AI Research

AI Science Agents Face Benchmark Challenges: DiscoveryWorld Scores at 20%, ScienceWorld at 80%

AI science agents struggle with practical tasks, scoring 20% in DiscoveryWorld and 80% in ScienceWorld, highlighting gaps in their scientific capabilities.

Staff

Published

13 April, 2026

As artificial intelligence continues to evolve, the development of AI science agents is gaining traction. However, questions linger about their effectiveness in actual scientific tasks. Recent benchmarks created by the Allen Institute for Artificial Intelligence (Ai2), namely ScienceWorld and DiscoveryWorld, are designed to address these concerns by evaluating agents’ abilities to conduct scientific experiments and investigations. Launched in 2022 and 2024, respectively, these benchmarks aim to quantify the progress of AI models in performing scientific tasks.

In 2022, leading AI models demonstrated impressive scores on multiple-choice grade-school science exams. Yet, when tasked with executing experiments in controlled virtual environments like ScienceWorld, their performance plummeted to below 10%. This stark contrast highlighted the gap between theoretical knowledge and practical application of scientific principles—a disparity that continues to challenge AI developers.

Fast forward to early 2025, and the landscape has shifted. Top models now achieve scores in the low 80s on ScienceWorld, indicating significant progress but still falling short of mastering a typical 4th-grade science curriculum. On the more complex DiscoveryWorld, which requires agents to design and execute their own scientific investigations, performance metrics reveal that elite models complete only about 20% of tasks at the higher difficulty level. In comparison, average human scientists with advanced degrees tackle these challenges successfully around 70% of the time.

“So many folks are jumping on the science agent bandwagon and releasing agents,” says Ai2 researcher Peter Jansen, who spearheaded the development of these benchmarks. “But if the best systems a year ago couldn’t even solve most of the easy problems in DiscoveryWorld, how likely is it that they’re much better today?”

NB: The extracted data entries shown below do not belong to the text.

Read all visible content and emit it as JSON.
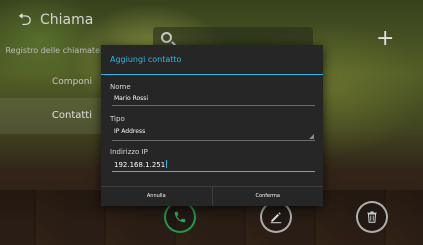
{
  "header": {
    "back_icon": "back-arrow-icon",
    "title": "Chiama",
    "add_icon": "plus-icon",
    "search_icon": "search-icon"
  },
  "sidebar": {
    "items": [
      {
        "label": "Registro delle chiamate"
      },
      {
        "label": "Componi"
      },
      {
        "label": "Contatti",
        "selected": true
      }
    ]
  },
  "bottom_bar": {
    "call_icon": "phone-icon",
    "edit_icon": "pencil-icon",
    "delete_icon": "trash-icon",
    "call_color": "#2fbe5a"
  },
  "dialog": {
    "title": "Aggiungi contatto",
    "fields": [
      {
        "label": "Nome",
        "value": "Mario Rossi"
      },
      {
        "label": "Tipo",
        "value": "IP Address"
      },
      {
        "label": "Indirizzo IP",
        "value": "192.168.1.251"
      }
    ],
    "cancel_label": "Annulla",
    "confirm_label": "Conferma",
    "accent_color": "#33b5e5"
  }
}
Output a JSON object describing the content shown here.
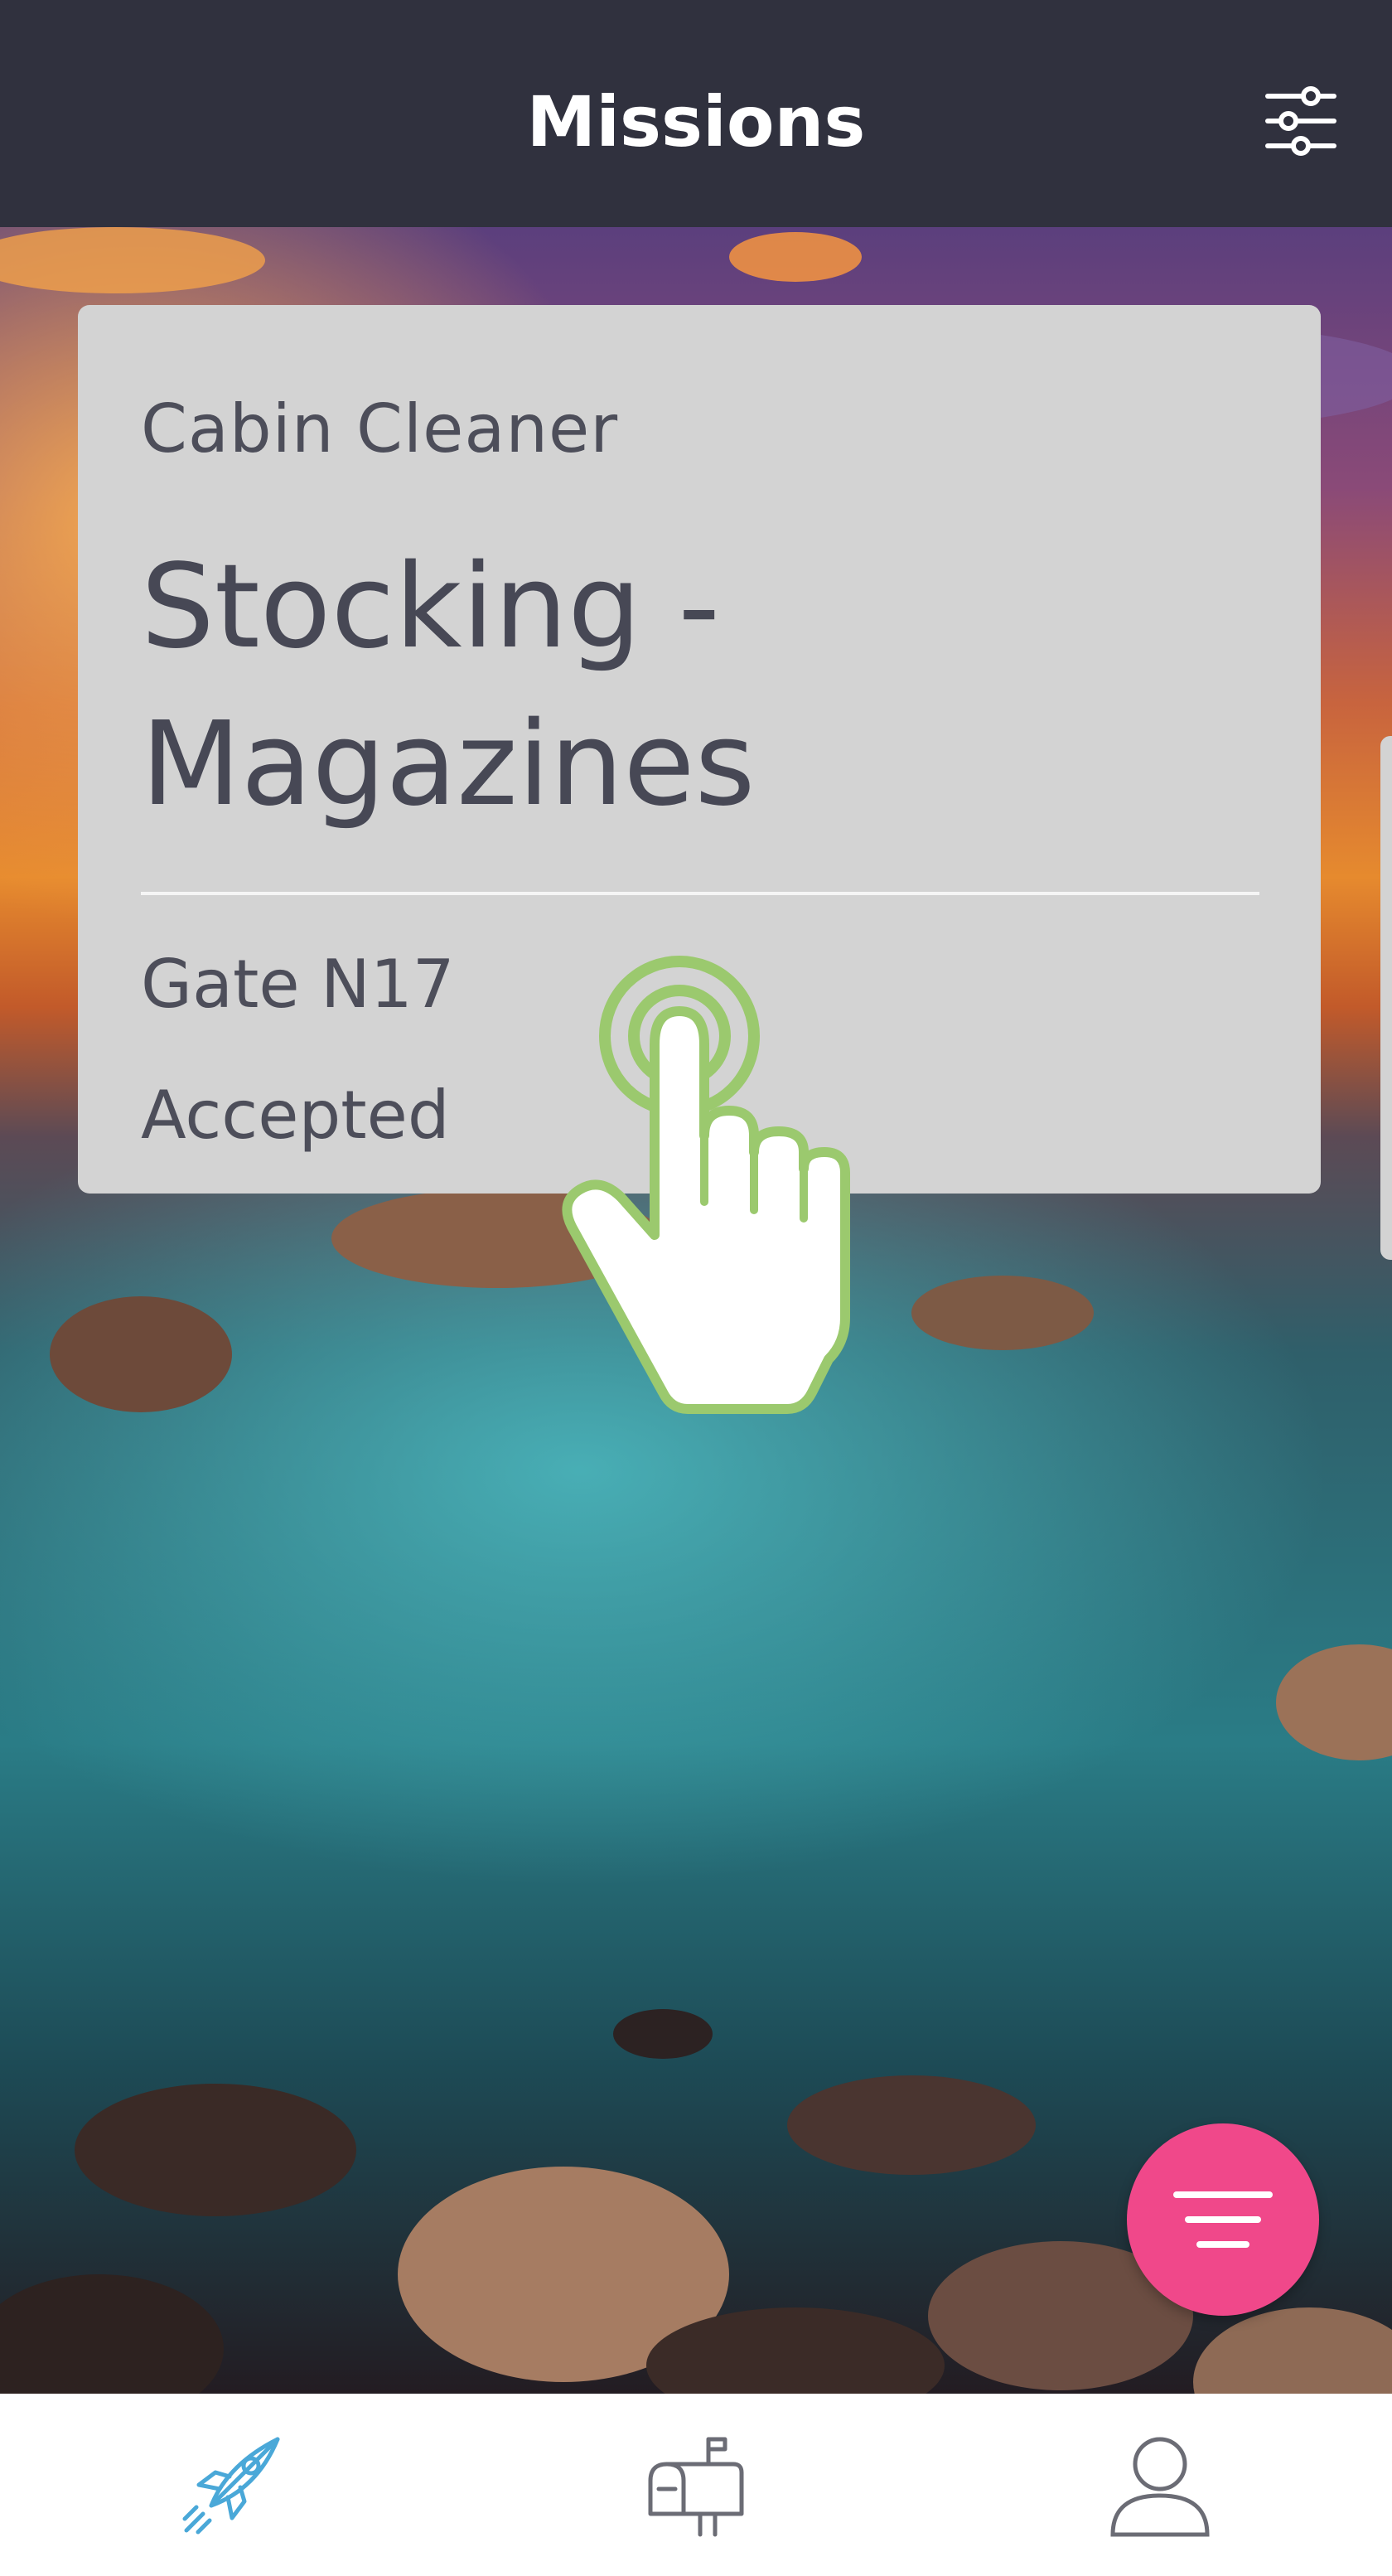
{
  "header": {
    "title": "Missions",
    "filter_icon": "sliders-icon"
  },
  "mission_card": {
    "role": "Cabin Cleaner",
    "title": "Stocking - Magazines",
    "location": "Gate N17",
    "status": "Accepted"
  },
  "overlay": {
    "icon": "tap-hand-icon",
    "color": "#9bc96e"
  },
  "fab": {
    "icon": "menu-lines-icon",
    "color": "#f0488a"
  },
  "bottom_nav": {
    "items": [
      {
        "icon": "rocket-icon",
        "active": true,
        "color": "#4aa8d8"
      },
      {
        "icon": "mailbox-icon",
        "active": false,
        "color": "#6b6c75"
      },
      {
        "icon": "user-icon",
        "active": false,
        "color": "#6b6c75"
      }
    ]
  },
  "colors": {
    "header_bg": "#30313e",
    "card_bg": "#d3d3d3",
    "text_dark": "#4d4e5a"
  }
}
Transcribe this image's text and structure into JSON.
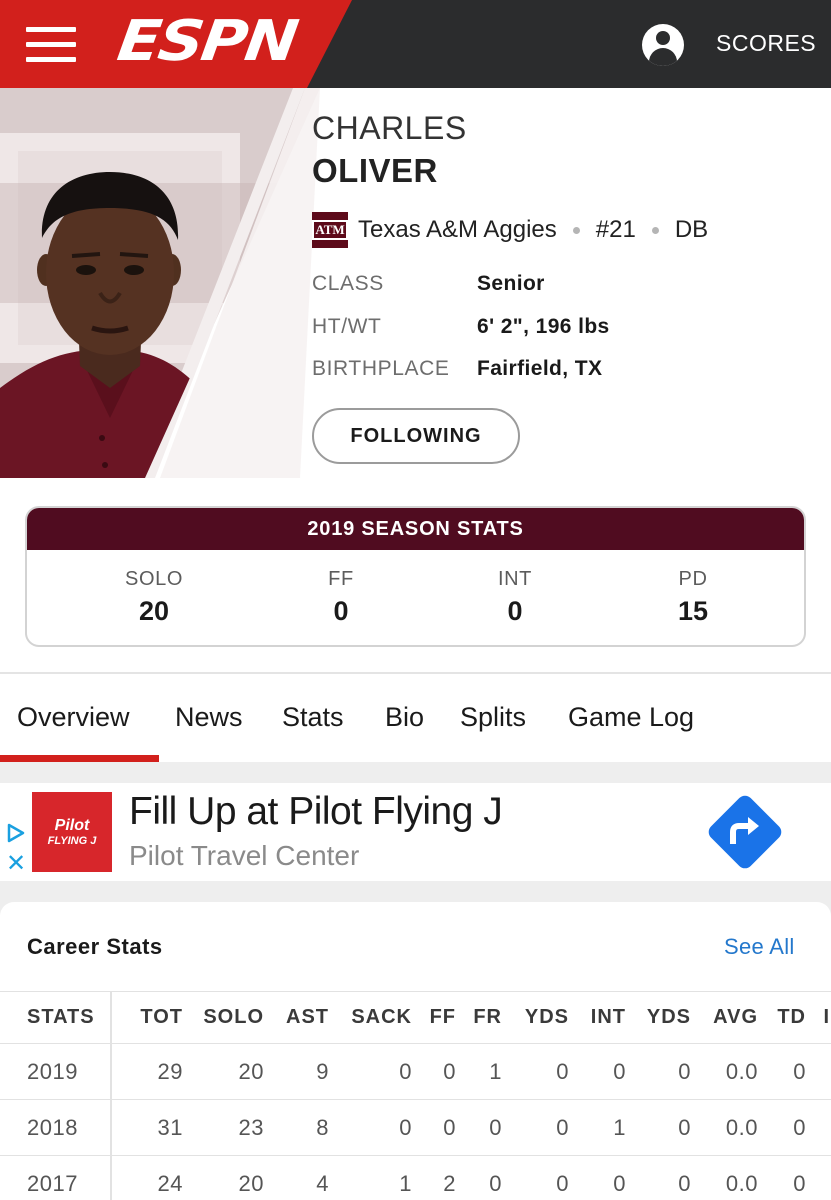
{
  "nav": {
    "logo_text": "ESPN",
    "scores_label": "SCORES"
  },
  "player": {
    "first_name": "CHARLES",
    "last_name": "OLIVER",
    "team_logo_text": "ATM",
    "team": "Texas A&M Aggies",
    "number": "#21",
    "position": "DB",
    "bio": [
      {
        "label": "CLASS",
        "value": "Senior"
      },
      {
        "label": "HT/WT",
        "value": "6' 2\", 196 lbs"
      },
      {
        "label": "BIRTHPLACE",
        "value": "Fairfield, TX"
      }
    ],
    "follow_label": "FOLLOWING"
  },
  "season_stats": {
    "title": "2019 SEASON STATS",
    "items": [
      {
        "label": "SOLO",
        "value": "20"
      },
      {
        "label": "FF",
        "value": "0"
      },
      {
        "label": "INT",
        "value": "0"
      },
      {
        "label": "PD",
        "value": "15"
      }
    ]
  },
  "tabs": [
    "Overview",
    "News",
    "Stats",
    "Bio",
    "Splits",
    "Game Log"
  ],
  "active_tab": "Overview",
  "ad": {
    "logo_line1": "Pilot",
    "logo_line2": "FLYING J",
    "title": "Fill Up at Pilot Flying J",
    "subtitle": "Pilot Travel Center",
    "close_glyph": "✕"
  },
  "career": {
    "title": "Career Stats",
    "see_all": "See All",
    "columns": [
      "STATS",
      "TOT",
      "SOLO",
      "AST",
      "SACK",
      "FF",
      "FR",
      "YDS",
      "INT",
      "YDS",
      "AVG",
      "TD",
      "I"
    ],
    "rows": [
      [
        "2019",
        "29",
        "20",
        "9",
        "0",
        "0",
        "1",
        "0",
        "0",
        "0",
        "0.0",
        "0"
      ],
      [
        "2018",
        "31",
        "23",
        "8",
        "0",
        "0",
        "0",
        "0",
        "1",
        "0",
        "0.0",
        "0"
      ],
      [
        "2017",
        "24",
        "20",
        "4",
        "1",
        "2",
        "0",
        "0",
        "0",
        "0",
        "0.0",
        "0"
      ]
    ]
  },
  "colors": {
    "espn_red": "#d2201c",
    "nav_dark": "#2b2c2d",
    "aggie_maroon": "#500c20",
    "link_blue": "#2478cc",
    "ad_red": "#d7262b",
    "ad_arrow_blue": "#1a73e8"
  }
}
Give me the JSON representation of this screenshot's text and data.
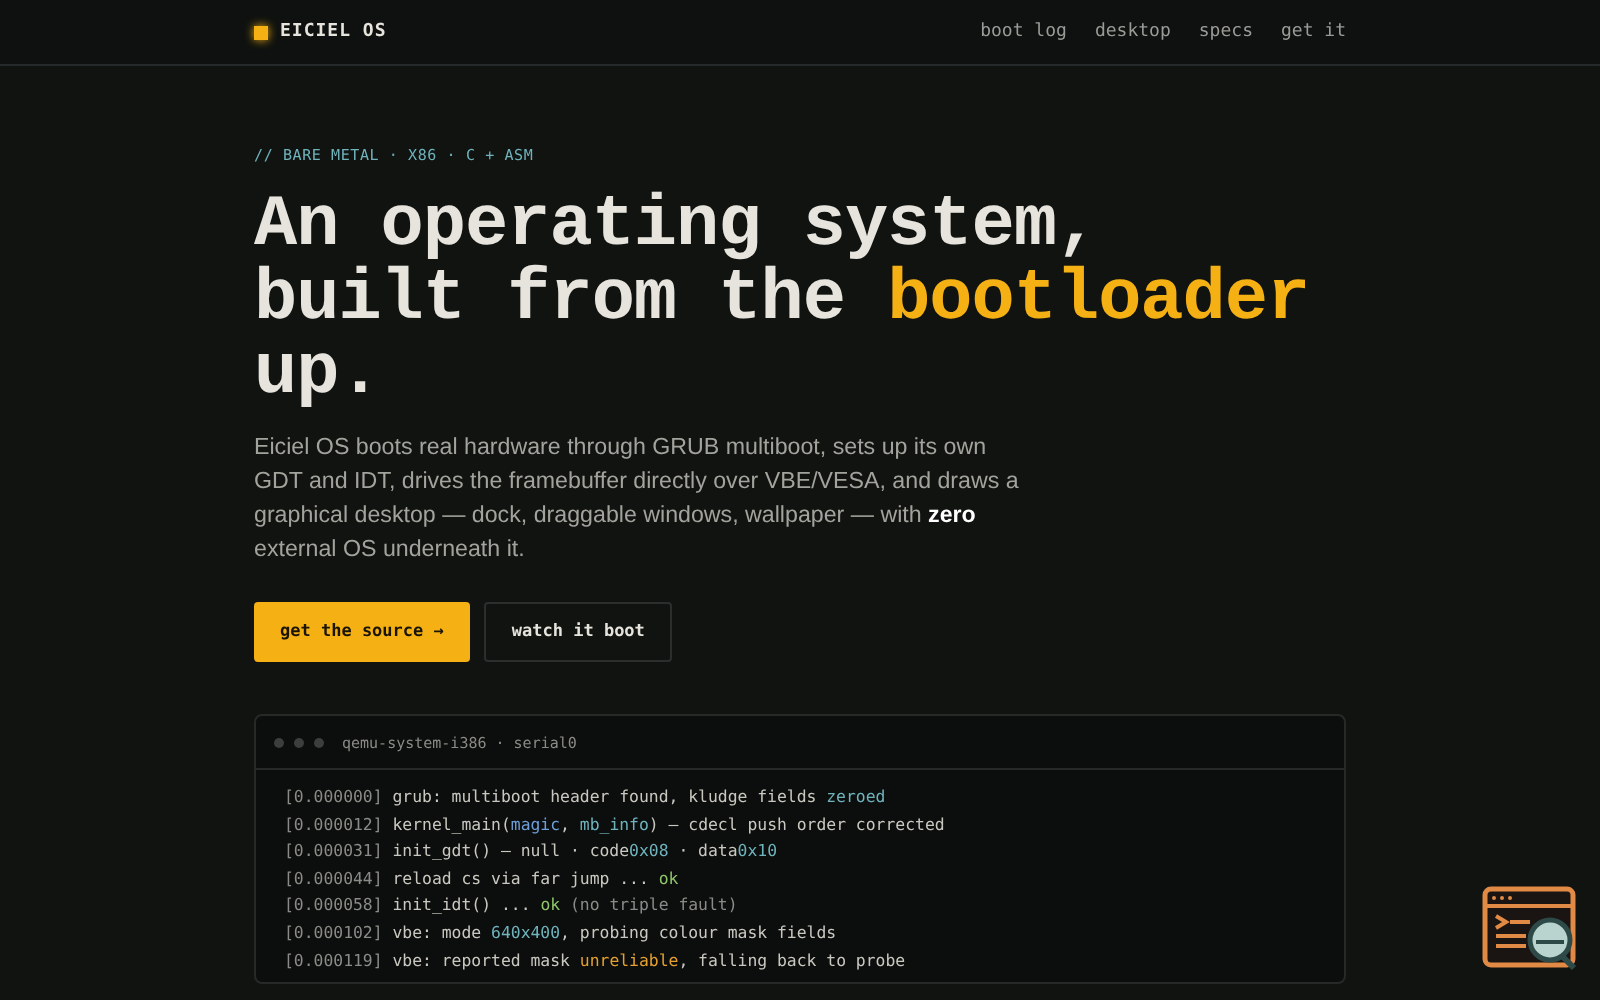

The Challenge of End-to-End Scientific Discovery

DiscoveryWorld is unique in its design, simulating end-to-end scientific investigations in a fictional setting. Set on a hypothetical space colony, Planet X, the benchmark comprises 120 challenge tasks across eight scientific disciplines, including proteomics and rocket science. Each task is crafted to require forming hypotheses, designing experiments, and analyzing results, often involving hundreds of in-game actions.

What sets DiscoveryWorld apart is its evaluation criteria. It assesses not just whether an agent solves a task but also whether it adheres to scientific protocols and demonstrates a genuine understanding of its findings. This level of scrutiny distinguishes insightful conclusions from mere luck, adding a layer of complexity to the assessment process.

Jansen notes that while practicing scientists routinely solve problems in DiscoveryWorld, leading AI agents still struggle, completing roughly 80% of the tasks inaccurately. “Knowing what a concept is and being able to apply it are different things entirely,” he explains, emphasizing the distinction between theoretical knowledge and practical application.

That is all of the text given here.